Having a relatively small about of convertible debt on your balance sheet prior to your Series A financing is not a bad thing. I am a big fan of convertible debt (with appropriate terms). Typically the convertible debt automatically converts in a Series A round of at least $X within Y time frame. So $X might be at least $1mm and Y time frame might be within 18 months of the convertible debt issuance. The X and Y are negotiated, with the Y typically being a date shortly before the convertible debt is all used up by the company in its operations.

One interesting point that comes up a lot is how to factor the convertible debt into the premoney valuation of the Series A round. Let’s assume the following:

- Common Stock outstanding: 3,400,000 shares owned by the founders.
- Option pool: 500,000 shares (some issued, some reserved, but that is typically irrelevant as the whole pool is normally factored into the premoney share price calculation)
- $62,000 of convertible debt outstanding with $13,700 of aggregate interest accumulated, which also converts as well in the qualifying round. And let’s assume that the debt has a 20% conversion discount. I am going to ignore any valuation cap feature.
- Series A premoney valuation negotiated to be $3mm.

So, to calculate the Series A share price, you take the premoney valuation of $3mm and divide it by the number of premoney shares, which again will typically include the whole option pool. So, $3mm/(3,400,000+500,000) = $.7692 per share. That would be the share price of the Series A stock being sold to new Series A investors.

But, what about the convertible debt? The convertible debt has what I like to call “purchase power” equal to ($62,000+$13,700)/(1-20%)= $94,625. That is how much Series A stock will be issued to the debt holders.

If you don’t factor this purchase power into the premoney valuation, the Series A **new** investors are going to end up with less than what they expect. In our example, if the premoney is $3mm and the Series A new investors are putting in $1mm, then they expect to own 25% of the company after the closing ($1mm invested/$4mm post money). But, when you factor in the convertible debt purchase power, the post money valuation is actually $4,094,625 (just $3mm premoney plus $ amount of Series A sold). So the new Series A investors end up with 24.4% ($1mm/$4,094,625). Granted, that is not much dilution, BUT what if there were like $600K of convertible debt instead of $62K. Ouch, then the dilution is real.

The easiest way to deal with this issue (and the way I like to deal with it), is to simply subtract the convertible debt purchase power from the negotiated premoney valuation. So, in our example, the new premoney valuation would be $3mm minus $94,625 = $2,905,375; the new Series A share price would be $2,905,375/(3,400,000+500,000) = $.7450 per share (note how it is lower than the per share price calculated above).

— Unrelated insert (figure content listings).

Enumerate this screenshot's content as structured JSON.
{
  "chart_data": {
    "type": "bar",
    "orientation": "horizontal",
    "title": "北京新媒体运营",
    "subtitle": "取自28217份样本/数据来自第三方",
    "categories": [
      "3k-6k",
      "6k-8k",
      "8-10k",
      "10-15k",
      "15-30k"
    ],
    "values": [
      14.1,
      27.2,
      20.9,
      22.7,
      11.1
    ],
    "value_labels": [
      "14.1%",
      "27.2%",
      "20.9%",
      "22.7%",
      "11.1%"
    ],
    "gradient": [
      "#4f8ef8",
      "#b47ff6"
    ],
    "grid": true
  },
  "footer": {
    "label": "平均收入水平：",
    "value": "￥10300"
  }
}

And the post money would be $2,905,375 + $1,094,625 (which is the total Series A sold including the convertible debt) = $4mm. And, viola, the new Series A investors who put in the fresh $1mm own 25% post money.

The one big issue to keep at the front of your mind is that the more convertible debt you have on your balance sheet prior to the Series A round the bigger the impact on the “true” premoney valuation (in the downward direction). It can get painful so make sure to manage your expectations.

Very interesting and helpful for those of us who don’t “live” daily in these calculations, Zach. It might be just a touch clearer if you note in the text that a 20% conversion discount is equivalent to dividing by (inflating) the total debt + accrued interest by .8, and then just use “/.8″ in the equation rather than “1-20%” which is a notation that confused me at first. But great job.

Would really like to see this same calculation, taking a pre-money cap into consideration. When a pre-money cap results in lower price per share than a discount, you have to lower the pre-money valuation further. I keep getting a circular reference on this.

John, I don’t have the calculation handy, but you are right!